How to password protect a page on your website
Written on November 2nd , 2020 by JamesHere is a tutorial on how to password protect a page on your website. The page, files, and sub-folders of the page will will be inaccessible without the password.
You will need:
- a website and access to your site directories by ssh
- At least Apache 2.4 on your host provider’s server
- a shell terminal
- a text editor
Let’s get started!
On your web server via ssh navigate to a private part of the server. In my case I have a private_files folder in the root of my webserver which is not public to the internet and is specially set up as the advised location for these types of files by my host provider. In that location we’re going to create a password file (replace the username to your prefered username).
htpasswd -c .htpasswd username
It will prompt you to enter a password and then to confirm it. The reason for doing this on your server and not locally is that Apache will automatically use the encyption to make the password file that it will later use (when your password protected page is working as it should be) when it cross references the the plain text password entered into the authorisation box with the password file.
Once created the file is hidden on most systems as it starts with a “.”. Check that it’s there by opening it in your text editor. For me this looks like:
nano .htpasswd
You should see something that looks like (just an example!):
username:$blah$lwihjqhi81i4u187u91hhjafjhsdfh/1hksh
You can see that the encryption has worked. The encrypted password is nothing like the password you entered in plain text.

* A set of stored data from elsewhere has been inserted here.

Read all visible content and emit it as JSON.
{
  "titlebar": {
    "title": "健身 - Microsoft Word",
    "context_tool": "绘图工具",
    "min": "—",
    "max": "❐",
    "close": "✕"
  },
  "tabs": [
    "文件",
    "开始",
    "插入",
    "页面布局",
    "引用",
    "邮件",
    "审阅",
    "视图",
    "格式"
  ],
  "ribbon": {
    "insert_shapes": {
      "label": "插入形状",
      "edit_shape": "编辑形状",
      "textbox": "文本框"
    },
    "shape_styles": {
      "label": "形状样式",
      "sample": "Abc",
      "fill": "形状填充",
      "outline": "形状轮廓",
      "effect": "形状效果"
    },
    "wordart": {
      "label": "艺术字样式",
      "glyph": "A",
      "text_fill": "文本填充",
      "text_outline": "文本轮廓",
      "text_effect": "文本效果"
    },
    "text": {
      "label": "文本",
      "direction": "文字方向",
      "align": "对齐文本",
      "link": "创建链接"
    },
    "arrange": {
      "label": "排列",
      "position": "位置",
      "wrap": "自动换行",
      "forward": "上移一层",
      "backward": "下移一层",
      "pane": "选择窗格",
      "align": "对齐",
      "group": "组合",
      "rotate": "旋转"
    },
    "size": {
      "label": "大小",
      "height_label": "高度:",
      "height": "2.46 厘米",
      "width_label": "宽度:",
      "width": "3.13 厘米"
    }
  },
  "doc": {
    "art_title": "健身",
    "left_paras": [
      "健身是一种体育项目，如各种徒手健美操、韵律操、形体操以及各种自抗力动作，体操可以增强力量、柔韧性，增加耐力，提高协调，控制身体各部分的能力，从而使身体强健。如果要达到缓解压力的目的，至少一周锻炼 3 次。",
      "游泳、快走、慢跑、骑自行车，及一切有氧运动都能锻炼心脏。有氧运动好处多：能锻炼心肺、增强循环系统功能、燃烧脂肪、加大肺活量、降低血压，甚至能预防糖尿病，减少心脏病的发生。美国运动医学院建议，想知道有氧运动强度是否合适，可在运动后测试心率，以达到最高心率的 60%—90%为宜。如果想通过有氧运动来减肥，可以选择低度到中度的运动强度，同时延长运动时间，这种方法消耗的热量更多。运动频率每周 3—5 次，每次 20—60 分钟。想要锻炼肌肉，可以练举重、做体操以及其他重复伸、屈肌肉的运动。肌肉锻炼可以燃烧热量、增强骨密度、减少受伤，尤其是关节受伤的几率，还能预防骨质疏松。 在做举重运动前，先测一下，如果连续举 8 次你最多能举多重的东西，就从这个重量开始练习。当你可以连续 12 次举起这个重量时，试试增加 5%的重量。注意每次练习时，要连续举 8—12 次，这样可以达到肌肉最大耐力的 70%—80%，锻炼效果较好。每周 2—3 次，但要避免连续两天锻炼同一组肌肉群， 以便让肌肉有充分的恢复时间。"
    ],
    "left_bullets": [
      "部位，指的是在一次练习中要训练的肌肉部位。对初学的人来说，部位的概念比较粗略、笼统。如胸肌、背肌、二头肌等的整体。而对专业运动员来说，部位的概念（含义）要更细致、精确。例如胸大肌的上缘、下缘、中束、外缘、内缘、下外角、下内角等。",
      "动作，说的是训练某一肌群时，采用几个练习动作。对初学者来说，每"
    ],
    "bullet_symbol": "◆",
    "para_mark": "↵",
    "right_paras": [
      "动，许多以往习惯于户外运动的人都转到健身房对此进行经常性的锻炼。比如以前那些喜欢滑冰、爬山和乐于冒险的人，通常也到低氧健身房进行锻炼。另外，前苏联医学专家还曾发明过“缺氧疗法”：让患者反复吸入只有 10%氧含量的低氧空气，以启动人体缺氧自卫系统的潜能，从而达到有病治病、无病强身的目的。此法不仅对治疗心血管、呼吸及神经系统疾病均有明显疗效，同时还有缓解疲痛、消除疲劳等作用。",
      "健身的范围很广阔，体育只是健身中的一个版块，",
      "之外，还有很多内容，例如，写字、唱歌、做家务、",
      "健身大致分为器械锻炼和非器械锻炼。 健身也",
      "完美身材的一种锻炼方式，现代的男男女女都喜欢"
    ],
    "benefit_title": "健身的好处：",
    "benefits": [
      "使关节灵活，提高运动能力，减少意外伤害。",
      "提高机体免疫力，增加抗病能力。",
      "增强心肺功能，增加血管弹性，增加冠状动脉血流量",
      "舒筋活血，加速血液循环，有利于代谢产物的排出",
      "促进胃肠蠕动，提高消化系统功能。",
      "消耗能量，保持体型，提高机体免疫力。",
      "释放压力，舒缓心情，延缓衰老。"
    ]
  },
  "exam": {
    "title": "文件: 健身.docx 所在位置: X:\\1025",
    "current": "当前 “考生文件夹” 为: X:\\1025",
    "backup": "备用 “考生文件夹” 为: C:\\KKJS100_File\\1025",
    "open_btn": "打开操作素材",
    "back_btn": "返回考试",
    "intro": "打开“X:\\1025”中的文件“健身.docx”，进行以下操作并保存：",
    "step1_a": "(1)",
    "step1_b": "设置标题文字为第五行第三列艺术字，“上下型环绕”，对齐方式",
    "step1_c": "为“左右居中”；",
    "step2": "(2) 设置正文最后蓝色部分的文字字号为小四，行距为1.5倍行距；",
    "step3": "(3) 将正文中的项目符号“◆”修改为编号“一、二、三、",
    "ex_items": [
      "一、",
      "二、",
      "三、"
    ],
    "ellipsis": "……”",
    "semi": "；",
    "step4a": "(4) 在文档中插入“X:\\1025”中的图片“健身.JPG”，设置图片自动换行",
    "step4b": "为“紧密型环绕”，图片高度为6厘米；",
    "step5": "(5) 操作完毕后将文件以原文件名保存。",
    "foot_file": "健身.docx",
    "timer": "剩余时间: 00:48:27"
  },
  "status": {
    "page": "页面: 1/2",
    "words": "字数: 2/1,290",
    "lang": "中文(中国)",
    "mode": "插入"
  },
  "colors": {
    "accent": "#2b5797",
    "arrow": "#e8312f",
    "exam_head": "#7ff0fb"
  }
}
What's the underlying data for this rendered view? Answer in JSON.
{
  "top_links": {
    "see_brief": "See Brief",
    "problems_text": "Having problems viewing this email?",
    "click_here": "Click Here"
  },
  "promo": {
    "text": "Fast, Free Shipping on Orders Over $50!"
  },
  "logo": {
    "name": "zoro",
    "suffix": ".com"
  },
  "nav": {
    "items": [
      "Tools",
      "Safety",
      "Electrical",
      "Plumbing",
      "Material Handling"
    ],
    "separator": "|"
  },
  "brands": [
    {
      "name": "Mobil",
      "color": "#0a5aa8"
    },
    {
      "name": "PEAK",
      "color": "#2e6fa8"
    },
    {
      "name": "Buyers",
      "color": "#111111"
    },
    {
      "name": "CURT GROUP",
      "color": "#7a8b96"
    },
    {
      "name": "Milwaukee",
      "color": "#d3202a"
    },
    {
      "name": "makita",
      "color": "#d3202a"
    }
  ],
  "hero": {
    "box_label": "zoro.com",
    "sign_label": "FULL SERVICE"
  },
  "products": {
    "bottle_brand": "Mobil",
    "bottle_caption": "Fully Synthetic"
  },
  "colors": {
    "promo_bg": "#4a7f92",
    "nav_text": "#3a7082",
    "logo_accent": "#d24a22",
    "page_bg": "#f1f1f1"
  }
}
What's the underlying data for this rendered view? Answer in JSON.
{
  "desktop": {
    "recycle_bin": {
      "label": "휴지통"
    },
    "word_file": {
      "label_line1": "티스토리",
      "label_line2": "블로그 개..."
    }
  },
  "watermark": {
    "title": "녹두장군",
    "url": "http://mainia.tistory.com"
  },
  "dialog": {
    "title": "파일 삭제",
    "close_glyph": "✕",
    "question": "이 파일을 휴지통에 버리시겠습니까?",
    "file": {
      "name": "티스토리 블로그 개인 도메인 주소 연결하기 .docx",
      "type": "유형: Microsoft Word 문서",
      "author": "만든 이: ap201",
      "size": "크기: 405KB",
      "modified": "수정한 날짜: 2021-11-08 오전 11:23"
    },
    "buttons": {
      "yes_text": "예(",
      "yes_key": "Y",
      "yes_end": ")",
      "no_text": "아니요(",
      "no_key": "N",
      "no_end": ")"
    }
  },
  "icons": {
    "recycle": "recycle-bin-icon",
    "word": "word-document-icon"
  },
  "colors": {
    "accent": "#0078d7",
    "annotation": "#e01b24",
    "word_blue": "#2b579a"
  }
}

Ok, now we’re going to create the .htaccess file. Just before we do, lets return the path to the current folder we’re in where we created the password file. We’re going to need it in a sec. Type:
pwd
To create the .htaccess file open up your text editor (I preferred to do this one locally). Add this:
AuthType Basic
AuthName "My Restricted Website"
AuthBasicProvider file
AuthUserFile /full_path_to_your_password_file/.htpasswd
require valid-user
Remembering to change the path to the .htpasswd file to what you returned with “pwd”, and also give the auth box a name you prefer.
Right, now the rest is easy. Just copy the .htaccess file to the folder you want to protect on your website.
When you navigate to the password protected part of your site you’ll be confronted with a login box. Enter the username and password (plain text version). Congratulations! You’re done!